Skenario pengembangan PT Bank Muamalat Indonesia Tbk memasuki babak baru. Setelah rencana masuknya PT Minna Padi Investama Tbk dan beberapa Badan Usaha Milik Negara (BUMN) buyar, kini beberapa investor lain disebut-sebut akan menyuntikkan modal ke bank syariah pertama di Indonesia tersebut. Yang paling kuat adalah konsorsium yang dipimpin Ilham Habibie.

Dalam keterbukaan informasi ke Bursa Efek Indonesia (BEI), Jumat (28/9) lalu, manajemen PT Bank Mayapada Internasional Tbk (MAYA) menyatakan, tidak mengetahui dan tidak memiliki rencana aksi korporasi terkait Bank Muamalat. Pernyataan ini menyusul kabar bahwa Dato Sri Tahir, Pemilik Grup Mayapada, dikabarkan akan masuk menjadi salah satu investor Bank Muamalat.

“Manajamen tidak menerima informasi atau arahan dari pemegang saham untuk hal yang tidak berkaitan dengan kepentingan aktivitas operasional normal bank,” kata Direktur Bank Mayapada Rudy Mulyono dalam keterbukaan informasi. Selain hal tersebut, tidak ada informasi atau kejadian penting lain yang dapat mempengaruhi kelangsungan perusahaan dan dapat mempengaruhi harga saham.

Nama Tahir memang disebut-sebut sebagai salah satu dari sekian nama yang siap menanamkan modal ke Bank Muamalat. Orang terkaya nomor empat di Indonesia versi majalah Forbes 2018 tersebut dikabarkan masuk sebagai anggota konsorsium pemodal yang dimotori Komisaris Utama Bank Muamalat, Ilham Habibie.

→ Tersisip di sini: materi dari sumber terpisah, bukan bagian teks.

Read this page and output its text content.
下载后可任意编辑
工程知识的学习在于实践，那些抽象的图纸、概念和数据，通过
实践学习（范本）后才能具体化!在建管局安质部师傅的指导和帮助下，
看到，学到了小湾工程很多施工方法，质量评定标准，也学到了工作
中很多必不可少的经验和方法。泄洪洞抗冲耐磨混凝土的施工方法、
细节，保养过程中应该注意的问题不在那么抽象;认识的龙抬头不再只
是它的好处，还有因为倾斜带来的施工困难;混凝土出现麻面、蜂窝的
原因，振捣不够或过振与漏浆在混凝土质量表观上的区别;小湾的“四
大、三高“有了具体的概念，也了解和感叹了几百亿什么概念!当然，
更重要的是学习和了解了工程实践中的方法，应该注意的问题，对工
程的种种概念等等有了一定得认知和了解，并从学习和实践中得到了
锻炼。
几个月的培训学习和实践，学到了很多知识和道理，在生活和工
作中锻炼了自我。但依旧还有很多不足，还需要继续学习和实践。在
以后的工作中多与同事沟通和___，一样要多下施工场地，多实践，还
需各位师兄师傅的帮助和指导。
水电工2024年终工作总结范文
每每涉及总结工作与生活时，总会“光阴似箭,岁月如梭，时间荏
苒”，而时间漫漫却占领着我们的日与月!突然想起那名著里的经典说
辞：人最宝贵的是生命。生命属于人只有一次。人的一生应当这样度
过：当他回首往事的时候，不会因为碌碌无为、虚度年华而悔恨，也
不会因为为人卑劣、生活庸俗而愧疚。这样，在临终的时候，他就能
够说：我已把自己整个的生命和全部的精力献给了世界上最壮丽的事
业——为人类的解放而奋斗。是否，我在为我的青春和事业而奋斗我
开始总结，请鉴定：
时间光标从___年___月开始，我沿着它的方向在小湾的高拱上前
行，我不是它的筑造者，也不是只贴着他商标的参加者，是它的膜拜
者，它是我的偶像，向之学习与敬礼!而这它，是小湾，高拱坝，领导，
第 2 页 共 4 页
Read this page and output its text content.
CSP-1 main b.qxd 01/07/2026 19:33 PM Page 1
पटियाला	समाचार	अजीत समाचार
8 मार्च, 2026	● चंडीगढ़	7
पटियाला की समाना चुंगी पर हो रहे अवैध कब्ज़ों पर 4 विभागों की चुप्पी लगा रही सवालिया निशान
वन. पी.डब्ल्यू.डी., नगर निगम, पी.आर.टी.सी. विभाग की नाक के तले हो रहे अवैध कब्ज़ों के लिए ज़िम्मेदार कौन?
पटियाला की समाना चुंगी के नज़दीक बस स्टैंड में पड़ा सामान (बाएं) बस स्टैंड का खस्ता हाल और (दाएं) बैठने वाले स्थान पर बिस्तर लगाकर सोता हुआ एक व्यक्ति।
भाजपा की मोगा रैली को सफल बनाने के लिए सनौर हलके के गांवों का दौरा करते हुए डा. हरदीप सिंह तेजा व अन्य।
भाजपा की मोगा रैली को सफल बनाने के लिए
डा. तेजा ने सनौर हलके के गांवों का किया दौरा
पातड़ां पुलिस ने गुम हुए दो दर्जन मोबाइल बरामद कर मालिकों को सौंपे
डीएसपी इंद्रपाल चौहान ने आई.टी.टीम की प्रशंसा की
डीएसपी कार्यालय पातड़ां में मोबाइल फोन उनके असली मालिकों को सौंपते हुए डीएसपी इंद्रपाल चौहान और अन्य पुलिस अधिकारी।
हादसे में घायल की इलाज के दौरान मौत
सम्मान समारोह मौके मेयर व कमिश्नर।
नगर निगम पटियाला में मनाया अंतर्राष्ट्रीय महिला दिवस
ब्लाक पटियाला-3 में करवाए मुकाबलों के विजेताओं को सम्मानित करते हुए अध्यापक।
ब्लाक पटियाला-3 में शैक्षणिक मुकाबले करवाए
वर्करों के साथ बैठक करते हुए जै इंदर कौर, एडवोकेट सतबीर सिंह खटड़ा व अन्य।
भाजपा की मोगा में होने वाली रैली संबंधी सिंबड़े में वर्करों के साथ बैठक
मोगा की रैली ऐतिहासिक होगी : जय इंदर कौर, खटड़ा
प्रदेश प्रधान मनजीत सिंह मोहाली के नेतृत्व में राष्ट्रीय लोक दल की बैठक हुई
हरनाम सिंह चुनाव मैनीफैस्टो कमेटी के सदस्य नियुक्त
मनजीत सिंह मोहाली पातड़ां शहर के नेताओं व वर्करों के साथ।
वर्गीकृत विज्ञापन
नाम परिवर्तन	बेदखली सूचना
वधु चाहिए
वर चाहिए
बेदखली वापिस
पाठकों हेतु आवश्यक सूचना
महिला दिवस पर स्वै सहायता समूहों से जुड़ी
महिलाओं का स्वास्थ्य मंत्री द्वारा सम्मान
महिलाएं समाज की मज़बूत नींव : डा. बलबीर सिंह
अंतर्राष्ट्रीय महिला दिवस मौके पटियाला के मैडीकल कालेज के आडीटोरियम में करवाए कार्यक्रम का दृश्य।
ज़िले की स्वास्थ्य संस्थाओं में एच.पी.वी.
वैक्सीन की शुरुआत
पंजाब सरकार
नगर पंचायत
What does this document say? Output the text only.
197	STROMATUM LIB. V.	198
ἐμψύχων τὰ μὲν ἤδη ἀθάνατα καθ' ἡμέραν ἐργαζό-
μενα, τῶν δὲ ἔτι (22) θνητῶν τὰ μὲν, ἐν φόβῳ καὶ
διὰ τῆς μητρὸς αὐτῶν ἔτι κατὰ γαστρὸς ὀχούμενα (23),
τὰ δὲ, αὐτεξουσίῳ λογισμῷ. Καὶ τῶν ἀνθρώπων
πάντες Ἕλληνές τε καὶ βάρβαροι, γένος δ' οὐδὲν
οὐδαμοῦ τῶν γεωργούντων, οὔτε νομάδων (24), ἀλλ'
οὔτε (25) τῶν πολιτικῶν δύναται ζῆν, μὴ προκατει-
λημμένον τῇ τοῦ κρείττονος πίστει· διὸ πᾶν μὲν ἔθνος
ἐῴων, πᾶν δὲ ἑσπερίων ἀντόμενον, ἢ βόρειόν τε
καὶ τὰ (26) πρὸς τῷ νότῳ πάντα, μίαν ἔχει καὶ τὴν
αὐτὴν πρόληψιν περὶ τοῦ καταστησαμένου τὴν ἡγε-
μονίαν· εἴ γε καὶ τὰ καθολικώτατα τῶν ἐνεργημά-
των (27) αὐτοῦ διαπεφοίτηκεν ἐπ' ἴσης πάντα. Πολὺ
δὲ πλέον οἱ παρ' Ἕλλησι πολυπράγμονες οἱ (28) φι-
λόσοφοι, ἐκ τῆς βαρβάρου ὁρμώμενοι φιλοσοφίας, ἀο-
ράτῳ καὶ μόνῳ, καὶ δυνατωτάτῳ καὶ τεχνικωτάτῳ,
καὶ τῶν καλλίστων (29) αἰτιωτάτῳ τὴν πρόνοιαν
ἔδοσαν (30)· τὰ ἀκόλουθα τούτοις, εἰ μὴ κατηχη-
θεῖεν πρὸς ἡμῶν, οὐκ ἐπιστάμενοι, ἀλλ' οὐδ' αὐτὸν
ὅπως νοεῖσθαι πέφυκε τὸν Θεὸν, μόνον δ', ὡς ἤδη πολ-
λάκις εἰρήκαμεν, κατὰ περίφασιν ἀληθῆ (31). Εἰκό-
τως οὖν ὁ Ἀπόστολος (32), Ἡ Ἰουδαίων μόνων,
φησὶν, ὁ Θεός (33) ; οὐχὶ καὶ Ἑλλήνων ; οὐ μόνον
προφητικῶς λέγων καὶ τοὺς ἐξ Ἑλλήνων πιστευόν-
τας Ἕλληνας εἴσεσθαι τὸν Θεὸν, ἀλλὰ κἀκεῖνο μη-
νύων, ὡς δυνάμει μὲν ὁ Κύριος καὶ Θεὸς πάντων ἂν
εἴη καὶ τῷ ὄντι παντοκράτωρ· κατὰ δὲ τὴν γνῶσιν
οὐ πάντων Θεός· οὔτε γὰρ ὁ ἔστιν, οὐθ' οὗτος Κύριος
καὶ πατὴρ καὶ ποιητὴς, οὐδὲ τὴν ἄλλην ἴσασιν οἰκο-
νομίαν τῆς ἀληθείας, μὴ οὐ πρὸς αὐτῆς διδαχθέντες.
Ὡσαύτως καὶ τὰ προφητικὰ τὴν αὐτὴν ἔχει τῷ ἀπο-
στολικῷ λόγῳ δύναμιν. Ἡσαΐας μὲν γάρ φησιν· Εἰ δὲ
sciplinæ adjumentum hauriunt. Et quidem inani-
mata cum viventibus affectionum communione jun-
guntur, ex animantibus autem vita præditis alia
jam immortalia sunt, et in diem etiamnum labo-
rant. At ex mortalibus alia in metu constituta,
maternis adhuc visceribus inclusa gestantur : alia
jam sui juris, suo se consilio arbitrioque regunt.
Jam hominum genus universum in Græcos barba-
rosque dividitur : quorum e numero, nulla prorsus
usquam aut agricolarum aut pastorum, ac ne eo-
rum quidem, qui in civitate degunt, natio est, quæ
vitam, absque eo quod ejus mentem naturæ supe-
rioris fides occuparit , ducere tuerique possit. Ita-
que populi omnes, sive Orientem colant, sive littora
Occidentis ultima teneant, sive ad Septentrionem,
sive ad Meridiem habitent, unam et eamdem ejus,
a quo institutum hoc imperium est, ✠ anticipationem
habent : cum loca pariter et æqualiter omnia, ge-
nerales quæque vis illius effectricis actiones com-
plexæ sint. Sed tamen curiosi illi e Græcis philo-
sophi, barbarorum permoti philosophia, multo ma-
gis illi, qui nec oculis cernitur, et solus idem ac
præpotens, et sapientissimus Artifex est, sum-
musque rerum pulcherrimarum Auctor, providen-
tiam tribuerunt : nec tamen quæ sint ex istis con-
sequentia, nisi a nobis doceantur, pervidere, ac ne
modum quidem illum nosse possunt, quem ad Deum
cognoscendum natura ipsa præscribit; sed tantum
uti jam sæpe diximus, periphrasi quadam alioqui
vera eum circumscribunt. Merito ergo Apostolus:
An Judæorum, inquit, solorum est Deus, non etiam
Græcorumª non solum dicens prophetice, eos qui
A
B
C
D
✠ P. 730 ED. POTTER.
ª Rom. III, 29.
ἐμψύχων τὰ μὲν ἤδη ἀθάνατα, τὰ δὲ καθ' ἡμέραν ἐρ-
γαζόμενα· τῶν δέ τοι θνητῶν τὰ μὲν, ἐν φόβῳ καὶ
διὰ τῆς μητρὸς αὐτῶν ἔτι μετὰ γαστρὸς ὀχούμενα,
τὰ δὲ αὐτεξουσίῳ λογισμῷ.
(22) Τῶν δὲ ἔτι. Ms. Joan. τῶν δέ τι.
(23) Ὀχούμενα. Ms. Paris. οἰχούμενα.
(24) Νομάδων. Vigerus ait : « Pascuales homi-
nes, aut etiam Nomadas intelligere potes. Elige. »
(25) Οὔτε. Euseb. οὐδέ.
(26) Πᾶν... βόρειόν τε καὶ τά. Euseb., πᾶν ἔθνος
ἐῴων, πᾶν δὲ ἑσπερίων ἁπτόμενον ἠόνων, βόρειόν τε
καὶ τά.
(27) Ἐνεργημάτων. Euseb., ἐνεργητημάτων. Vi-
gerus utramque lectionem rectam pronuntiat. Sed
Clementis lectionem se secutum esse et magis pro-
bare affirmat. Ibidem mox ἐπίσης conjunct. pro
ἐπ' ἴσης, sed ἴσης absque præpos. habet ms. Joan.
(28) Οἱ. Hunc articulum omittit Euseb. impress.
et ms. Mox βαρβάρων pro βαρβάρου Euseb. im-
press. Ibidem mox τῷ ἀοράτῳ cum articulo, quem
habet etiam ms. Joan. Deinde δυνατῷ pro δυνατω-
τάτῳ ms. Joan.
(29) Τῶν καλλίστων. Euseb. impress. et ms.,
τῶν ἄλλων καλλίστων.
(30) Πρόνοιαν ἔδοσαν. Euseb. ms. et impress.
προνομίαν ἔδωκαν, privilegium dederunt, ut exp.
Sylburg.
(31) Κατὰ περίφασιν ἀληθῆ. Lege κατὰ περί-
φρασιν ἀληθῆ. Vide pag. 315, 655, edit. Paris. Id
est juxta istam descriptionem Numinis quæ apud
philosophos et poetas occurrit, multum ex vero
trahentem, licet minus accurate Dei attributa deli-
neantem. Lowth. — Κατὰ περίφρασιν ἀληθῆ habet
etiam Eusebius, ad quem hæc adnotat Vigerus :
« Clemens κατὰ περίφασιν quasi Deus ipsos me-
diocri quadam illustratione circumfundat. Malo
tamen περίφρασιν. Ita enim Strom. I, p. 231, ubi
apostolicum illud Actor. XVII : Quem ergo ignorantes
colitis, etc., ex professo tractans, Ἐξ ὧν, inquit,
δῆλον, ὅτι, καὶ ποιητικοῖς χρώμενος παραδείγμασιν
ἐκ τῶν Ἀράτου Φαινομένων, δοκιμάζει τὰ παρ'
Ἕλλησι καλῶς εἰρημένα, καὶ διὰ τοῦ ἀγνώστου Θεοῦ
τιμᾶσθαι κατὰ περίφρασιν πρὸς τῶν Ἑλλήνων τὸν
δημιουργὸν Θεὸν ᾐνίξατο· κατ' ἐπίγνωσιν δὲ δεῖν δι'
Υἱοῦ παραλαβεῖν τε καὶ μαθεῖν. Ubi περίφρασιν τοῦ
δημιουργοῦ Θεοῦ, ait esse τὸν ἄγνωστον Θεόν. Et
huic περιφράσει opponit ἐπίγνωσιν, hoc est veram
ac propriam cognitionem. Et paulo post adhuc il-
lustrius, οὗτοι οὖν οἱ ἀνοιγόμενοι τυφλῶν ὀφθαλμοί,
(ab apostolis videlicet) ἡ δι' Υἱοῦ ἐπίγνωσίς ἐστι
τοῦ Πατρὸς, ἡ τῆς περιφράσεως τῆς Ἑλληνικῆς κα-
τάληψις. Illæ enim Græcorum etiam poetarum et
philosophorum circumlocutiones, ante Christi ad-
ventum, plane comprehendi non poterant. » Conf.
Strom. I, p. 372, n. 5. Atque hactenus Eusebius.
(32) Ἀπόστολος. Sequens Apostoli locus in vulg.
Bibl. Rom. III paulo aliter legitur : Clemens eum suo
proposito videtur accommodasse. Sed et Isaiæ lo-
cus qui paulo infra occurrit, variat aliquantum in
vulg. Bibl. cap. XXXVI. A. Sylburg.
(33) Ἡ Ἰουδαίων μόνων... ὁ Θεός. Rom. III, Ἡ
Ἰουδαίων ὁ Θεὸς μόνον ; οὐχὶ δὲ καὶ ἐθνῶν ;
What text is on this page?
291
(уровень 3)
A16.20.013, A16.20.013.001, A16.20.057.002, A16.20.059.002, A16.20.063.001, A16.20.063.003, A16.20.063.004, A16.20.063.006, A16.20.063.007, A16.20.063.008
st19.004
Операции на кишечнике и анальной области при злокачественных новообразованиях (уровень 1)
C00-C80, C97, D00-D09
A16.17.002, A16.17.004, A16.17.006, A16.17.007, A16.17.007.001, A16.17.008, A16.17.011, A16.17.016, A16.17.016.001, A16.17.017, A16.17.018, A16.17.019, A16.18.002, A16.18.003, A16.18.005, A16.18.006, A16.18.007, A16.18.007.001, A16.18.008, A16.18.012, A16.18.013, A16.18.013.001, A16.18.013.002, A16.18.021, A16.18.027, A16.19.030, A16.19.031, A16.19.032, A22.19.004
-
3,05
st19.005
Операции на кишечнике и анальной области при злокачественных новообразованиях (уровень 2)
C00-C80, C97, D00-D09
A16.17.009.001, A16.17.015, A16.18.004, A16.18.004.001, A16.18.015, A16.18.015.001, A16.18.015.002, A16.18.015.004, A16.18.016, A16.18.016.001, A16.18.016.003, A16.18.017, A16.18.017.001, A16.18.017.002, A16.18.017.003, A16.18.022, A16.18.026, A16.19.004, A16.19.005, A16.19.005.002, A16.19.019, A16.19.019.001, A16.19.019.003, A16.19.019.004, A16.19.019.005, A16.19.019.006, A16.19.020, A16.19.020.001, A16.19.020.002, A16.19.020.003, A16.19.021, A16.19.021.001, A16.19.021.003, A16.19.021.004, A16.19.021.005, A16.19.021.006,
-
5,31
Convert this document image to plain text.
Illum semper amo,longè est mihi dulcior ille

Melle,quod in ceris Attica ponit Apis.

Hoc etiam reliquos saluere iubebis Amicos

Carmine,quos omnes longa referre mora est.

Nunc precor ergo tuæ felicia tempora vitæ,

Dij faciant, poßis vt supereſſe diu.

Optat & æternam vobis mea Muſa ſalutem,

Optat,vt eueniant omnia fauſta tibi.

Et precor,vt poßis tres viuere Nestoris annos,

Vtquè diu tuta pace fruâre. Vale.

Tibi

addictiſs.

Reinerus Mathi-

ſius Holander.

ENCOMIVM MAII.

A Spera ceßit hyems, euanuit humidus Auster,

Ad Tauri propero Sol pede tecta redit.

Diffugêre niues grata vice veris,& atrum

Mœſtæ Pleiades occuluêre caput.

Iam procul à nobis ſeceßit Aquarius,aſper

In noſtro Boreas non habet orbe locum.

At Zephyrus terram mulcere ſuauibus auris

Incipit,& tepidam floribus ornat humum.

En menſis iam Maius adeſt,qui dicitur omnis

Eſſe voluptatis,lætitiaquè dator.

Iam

Ilham merupakan putra Presiden Ketiga Indonesia BJ Habibie, pendiri Ikatan Cendikiawan Muslim Indonesia (ICMI) yang juga turut membantu pendirian Bank Muamalat. Konon, Ilham mendapatkan amanat dari ayahnya untuk membantu Muamalat mencari investor. Informasi yang didapat katadata.co.id, dalam konsorsium ini Ilham mengajak beberapa pengusaha, temasuk Tahir dan pemilik Grup Medco Arifin Panigoro.

Investor baru ini akan masuk ke Bank Mumalat melalui skema right issue. Bank Muamalat akan menerbitkan sejumlah saham baru yang akan dibeli oleh konsorsium tersebut. Namun, aksi korporasi ini harus mendapat persetujuan dari pemegang saham. Rencananya hal ini akan dibahas dalam Rapat Umum Pemegang Saham Luar Biasa (RUPSLB) pada 11 Oktober mendatang.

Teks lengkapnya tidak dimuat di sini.